Personal information
- Full name: Ken Fraser
- Born: 17 February 1940 (age 86)
- Height: 187 cm (6 ft 2 in)
- Weight: 80 kg (176 lb)

Playing career
- Years: Club / Games (Goals)
- 1958–1968: Essendon / 198 (157)

Representative team honours
- Years: Team / Games (Goals)
- Victoria / 9 (20)

Career highlights
- Essendon premiership player 1962; Essendon premiership captain 1965; Essendon Team of the Century; W. S. Crichton Medal 1963, 1964; Essendon captain 1965–1968; Australian Football Hall of Fame, inducted 2001;

= Ken Fraser =

Australian rules footballer (born 1940)

Ken Fraser (born 17 February 1940) is a former Australian rules footballer who played in the Victorian Football League (VFL).

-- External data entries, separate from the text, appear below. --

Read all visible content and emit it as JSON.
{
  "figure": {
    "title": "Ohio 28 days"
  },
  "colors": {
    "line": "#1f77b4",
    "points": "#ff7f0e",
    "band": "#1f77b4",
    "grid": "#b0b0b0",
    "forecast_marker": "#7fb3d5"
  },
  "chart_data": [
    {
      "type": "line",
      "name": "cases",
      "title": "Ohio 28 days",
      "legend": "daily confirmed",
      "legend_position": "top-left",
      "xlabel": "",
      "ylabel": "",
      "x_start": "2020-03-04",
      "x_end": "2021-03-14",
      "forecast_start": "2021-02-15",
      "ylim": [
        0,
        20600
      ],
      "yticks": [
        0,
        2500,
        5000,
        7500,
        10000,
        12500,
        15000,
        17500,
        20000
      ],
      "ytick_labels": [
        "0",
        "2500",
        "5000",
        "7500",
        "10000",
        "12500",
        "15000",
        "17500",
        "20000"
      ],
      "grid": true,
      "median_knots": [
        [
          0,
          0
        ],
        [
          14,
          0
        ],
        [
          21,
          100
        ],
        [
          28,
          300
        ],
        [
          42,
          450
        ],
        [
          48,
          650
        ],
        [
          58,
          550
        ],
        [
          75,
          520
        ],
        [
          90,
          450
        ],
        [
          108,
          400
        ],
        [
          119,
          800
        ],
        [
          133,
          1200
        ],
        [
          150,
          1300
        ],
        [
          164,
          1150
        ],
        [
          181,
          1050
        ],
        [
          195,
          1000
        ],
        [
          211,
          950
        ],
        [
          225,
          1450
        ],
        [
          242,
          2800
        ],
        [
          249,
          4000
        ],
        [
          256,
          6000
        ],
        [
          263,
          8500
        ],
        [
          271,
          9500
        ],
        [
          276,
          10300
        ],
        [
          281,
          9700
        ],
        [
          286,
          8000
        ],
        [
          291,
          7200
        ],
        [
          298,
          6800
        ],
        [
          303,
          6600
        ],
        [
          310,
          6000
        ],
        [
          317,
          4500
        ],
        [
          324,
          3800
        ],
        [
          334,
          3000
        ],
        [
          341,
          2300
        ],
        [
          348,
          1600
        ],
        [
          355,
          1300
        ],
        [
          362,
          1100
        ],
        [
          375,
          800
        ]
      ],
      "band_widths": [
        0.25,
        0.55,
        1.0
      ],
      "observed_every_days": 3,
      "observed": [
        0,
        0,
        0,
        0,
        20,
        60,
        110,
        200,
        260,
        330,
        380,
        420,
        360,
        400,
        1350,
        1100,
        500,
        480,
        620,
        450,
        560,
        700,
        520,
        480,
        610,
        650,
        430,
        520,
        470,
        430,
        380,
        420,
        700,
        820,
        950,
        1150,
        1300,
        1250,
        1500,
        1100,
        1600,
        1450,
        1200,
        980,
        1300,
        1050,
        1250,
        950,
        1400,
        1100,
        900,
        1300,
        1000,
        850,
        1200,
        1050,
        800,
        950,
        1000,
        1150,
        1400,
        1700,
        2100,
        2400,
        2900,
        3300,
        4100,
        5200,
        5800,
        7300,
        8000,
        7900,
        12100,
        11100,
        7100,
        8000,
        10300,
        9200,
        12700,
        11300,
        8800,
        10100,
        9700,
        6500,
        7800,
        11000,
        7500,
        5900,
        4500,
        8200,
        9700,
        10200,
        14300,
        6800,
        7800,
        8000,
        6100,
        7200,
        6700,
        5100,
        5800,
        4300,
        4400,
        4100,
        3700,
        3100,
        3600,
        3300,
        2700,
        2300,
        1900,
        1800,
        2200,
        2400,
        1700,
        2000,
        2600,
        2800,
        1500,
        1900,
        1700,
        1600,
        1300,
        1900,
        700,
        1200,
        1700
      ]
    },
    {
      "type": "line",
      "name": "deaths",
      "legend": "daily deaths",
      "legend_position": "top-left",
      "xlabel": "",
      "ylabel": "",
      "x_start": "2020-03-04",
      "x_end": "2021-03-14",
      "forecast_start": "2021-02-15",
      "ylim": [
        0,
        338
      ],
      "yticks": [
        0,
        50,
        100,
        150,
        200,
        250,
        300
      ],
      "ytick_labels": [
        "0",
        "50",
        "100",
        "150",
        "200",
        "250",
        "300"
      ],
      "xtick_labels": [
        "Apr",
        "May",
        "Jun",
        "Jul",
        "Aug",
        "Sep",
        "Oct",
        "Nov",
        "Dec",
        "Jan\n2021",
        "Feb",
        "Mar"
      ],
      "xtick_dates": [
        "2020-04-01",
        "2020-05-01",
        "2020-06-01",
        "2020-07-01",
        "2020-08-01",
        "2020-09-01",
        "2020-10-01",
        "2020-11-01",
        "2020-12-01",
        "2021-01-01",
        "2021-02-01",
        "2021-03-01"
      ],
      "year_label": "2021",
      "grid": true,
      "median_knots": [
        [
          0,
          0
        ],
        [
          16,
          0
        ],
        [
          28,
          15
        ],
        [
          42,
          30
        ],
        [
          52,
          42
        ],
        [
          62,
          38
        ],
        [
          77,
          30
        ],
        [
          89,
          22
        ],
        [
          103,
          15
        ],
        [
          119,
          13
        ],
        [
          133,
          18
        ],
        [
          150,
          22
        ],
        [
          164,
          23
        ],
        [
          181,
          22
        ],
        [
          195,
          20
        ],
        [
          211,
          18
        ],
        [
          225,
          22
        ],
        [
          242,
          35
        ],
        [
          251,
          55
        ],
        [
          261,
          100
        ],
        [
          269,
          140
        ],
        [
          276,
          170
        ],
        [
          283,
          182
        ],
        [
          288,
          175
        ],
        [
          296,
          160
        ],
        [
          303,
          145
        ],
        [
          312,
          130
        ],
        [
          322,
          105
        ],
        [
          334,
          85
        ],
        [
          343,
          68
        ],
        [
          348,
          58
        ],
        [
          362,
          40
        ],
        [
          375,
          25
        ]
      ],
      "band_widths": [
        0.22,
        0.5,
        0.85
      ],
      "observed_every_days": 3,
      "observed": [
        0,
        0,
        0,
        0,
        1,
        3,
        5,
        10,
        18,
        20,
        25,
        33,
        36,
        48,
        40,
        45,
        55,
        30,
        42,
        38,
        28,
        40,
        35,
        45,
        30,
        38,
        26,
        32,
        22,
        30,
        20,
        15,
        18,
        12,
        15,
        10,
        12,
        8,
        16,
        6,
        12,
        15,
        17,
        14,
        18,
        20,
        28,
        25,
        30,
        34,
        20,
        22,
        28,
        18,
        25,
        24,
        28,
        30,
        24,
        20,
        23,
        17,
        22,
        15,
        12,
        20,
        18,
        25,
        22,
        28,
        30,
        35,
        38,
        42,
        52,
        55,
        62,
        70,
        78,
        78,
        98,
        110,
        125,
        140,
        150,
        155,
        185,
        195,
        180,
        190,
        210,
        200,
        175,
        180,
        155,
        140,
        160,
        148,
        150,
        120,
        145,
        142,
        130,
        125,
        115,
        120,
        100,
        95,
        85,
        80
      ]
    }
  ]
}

Originally recruited from the Essendon Baptists St John's club (which later merged with Ascot Vale Presbyterians to become the Tullamarine Football Club) in the Essendon District Football League, Fraser mainly played at centre half-forward. He won the Essendon Football Club's Best First-Year Player award in 1958 and went on to play in two premiership teams, with his second premiership as captain. He also won two club best-and-fairest awards and represented Victoria on many occasions. In 2001, Fraser was inducted into the Australian Football Hall of Fame. In 2002, he was ranked 7th in the Champions of Essendon list.

In addition to his football career, Fraser also served as Principal of Templestowe Secondary College in Lower Templestowe, Victoria, Australia, for many years. His son, Mark, also played for Essendon.